なんて、なんだか物騒なことまで言い残した。


 私がその意味を知るのは、しばらく経って、放課後になってからで――……。



 部活が終わって、私は桜文兄さんが所属している柔道部が活動の拠点としている、道場の前に立っていた。


 美竹から聞いた話によると、朝、校門の前に立っていた男子生徒達は、桜組と呼ばれている集団で。主に柔道部の人達で構成させている、桜文兄さんの舎弟なんだって。
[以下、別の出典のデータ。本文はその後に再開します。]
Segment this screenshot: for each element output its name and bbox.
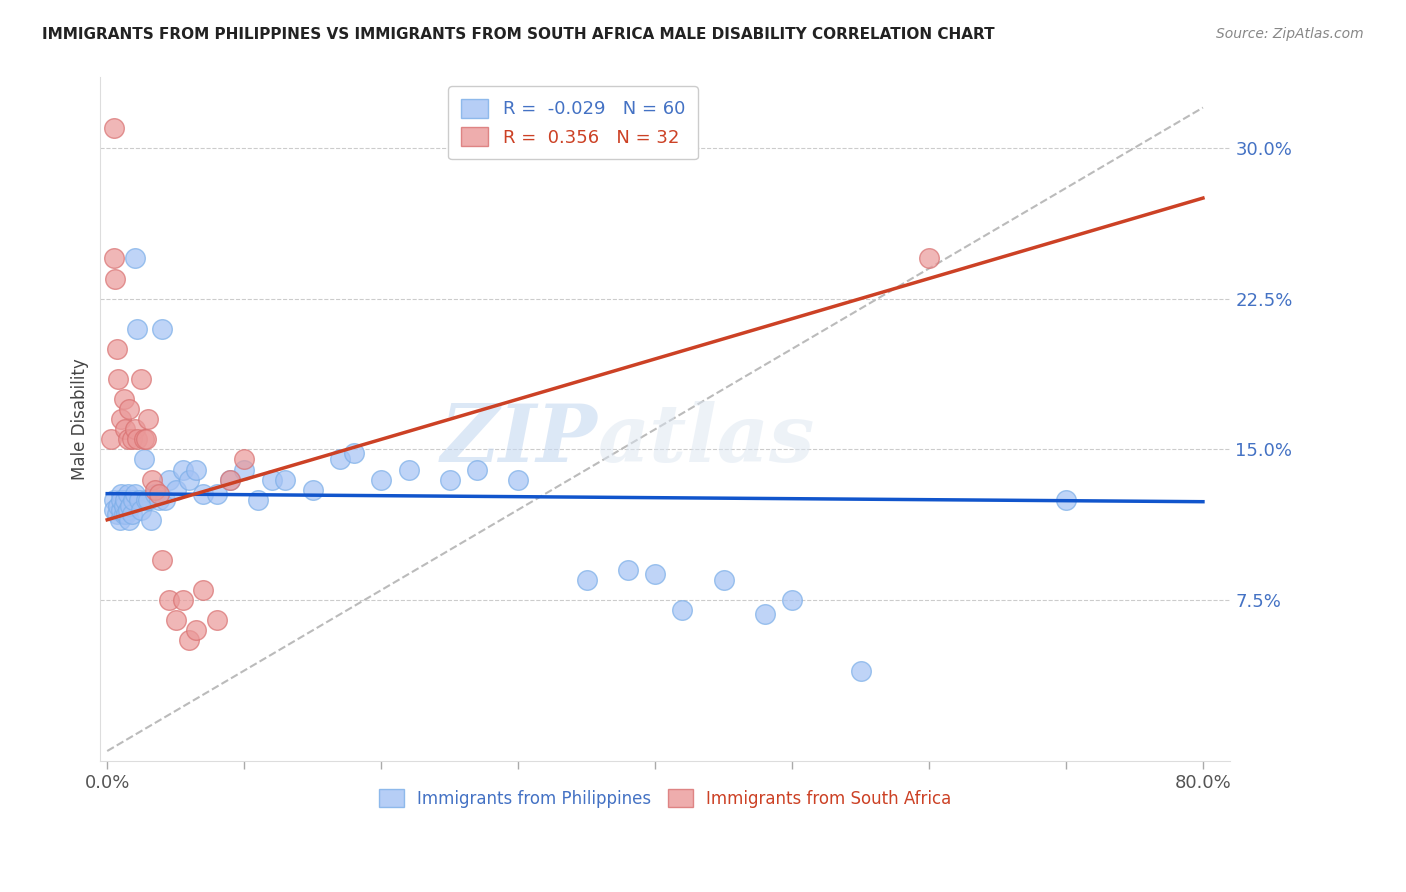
Point [274,473,297,487]
Point [191,583,214,598]
Point [110,486,132,500]
Point [329,452,352,467]
Point [104,271,127,285]
Text: Source: ZipAtlas.com: Source: ZipAtlas.com [1216,27,1364,41]
Point [172,593,194,607]
Point [191,486,214,500]
Point [139,513,162,527]
Point [114,492,136,507]
Point [124,252,146,266]
Point [260,473,283,487]
Point [148,492,170,507]
Point [172,462,194,476]
Point [439,473,461,487]
Point [849,664,872,678]
Point [128,492,150,507]
Point [103,252,125,266]
Point [121,433,143,447]
Point [143,486,166,500]
Point [118,513,141,527]
Point [135,492,157,507]
Point [301,483,323,497]
Point [179,633,201,648]
Point [165,613,187,627]
Point [110,502,132,516]
Point [157,473,180,487]
Point [105,342,128,356]
Point [754,607,776,622]
Point [506,473,529,487]
Point [103,492,125,507]
Point [105,507,128,521]
Point [117,433,139,447]
Point [103,502,125,516]
Point [124,486,146,500]
Point [671,603,693,617]
Point [134,433,156,447]
Point [112,392,135,406]
Point [135,433,157,447]
Point [100,433,122,447]
Point [219,473,242,487]
Point [112,507,135,521]
Point [122,492,145,507]
Point [713,573,735,587]
Point [124,422,146,436]
Y-axis label: Male Disability: Male Disability [72,359,89,480]
Point [150,553,173,567]
Point [157,593,180,607]
Point [117,486,139,500]
Point [205,486,228,500]
Point [186,624,208,638]
Text: ZIP: ZIP [440,401,598,478]
Point [121,507,143,521]
Point [780,593,803,607]
Point [343,446,366,460]
Point [136,492,159,507]
Point [153,492,176,507]
Point [108,513,131,527]
Point [918,252,941,266]
Point [131,502,153,516]
Point [134,452,156,467]
Point [103,120,125,135]
Point [117,502,139,516]
Point [127,433,149,447]
Point [205,613,228,627]
Point [118,402,141,417]
Point [107,372,129,386]
Point [131,372,153,386]
Point [575,573,598,587]
Point [219,473,242,487]
Point [644,567,666,582]
Point [148,486,170,500]
Point [370,473,392,487]
Point [107,499,129,513]
Point [143,483,166,497]
Point [233,452,256,467]
Point [150,322,173,336]
Point [136,412,159,426]
Point [114,422,136,436]
Point [110,412,132,426]
Legend: Immigrants from Philippines, Immigrants from South Africa: Immigrants from Philippines, Immigrants … [373,783,959,814]
Text: atlas: atlas [598,401,815,478]
Point [165,483,187,497]
Point [398,462,420,476]
Point [141,473,163,487]
Point [1054,492,1077,507]
Point [120,499,142,513]
Point [127,322,149,336]
Point [186,462,208,476]
Point [246,492,269,507]
Point [110,492,132,507]
Point [115,507,138,521]
Point [616,563,638,577]
Point [112,499,135,513]
Point [233,462,256,476]
Point [465,462,488,476]
Text: IMMIGRANTS FROM PHILIPPINES VS IMMIGRANTS FROM SOUTH AFRICA MALE DISABILITY CORR: IMMIGRANTS FROM PHILIPPINES VS IMMIGRANT… [42,27,995,42]
Point [179,473,201,487]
 桜文兄さん、みんなから慕われているみたいで。やっぱりウチの兄弟はみんなすごいなと、そう思っていると、

「ごめんね、牡丹ちゃん。お待たせー!」

 桜文兄さんが、のしのしとやって来た。


 けど。


「は、桜文兄さん、その後ろにいる方々は……」


「ん? ああ。コイツ等も付いてくるって聞かなくてさ」


 桜文兄さんの背後には、ずらりと今朝方も見かけた、桜組の人達が並んでいた。みんな、目をギラギラさせて、なんだかぴりぴりしてるみたい。


「牡丹嬢は、我々桜組が命に懸けてお守りします!」


「ストーカーなんてクズ野郎、俺達がボコボコにしてやりますよ!!」


 そう声を上げながら、ぞろぞろと後ろを付いて来る集団に私は身を小さく縮ませる。


 す……、すっごく恥ずかしい……っ!!


 やっぱり桜文兄さんにお願いしなちゃ良かったと思い直しても、もう遅い。朝、菊が後悔するって言ったのは、きっとこういうことだったんだと今更ながら気が付いた。


「夕飯なんだろうね」と能天気に話しかけてくる桜文兄さんの声は、私の中に留まることはなく。右の耳から左の耳へ流れるばかりだった。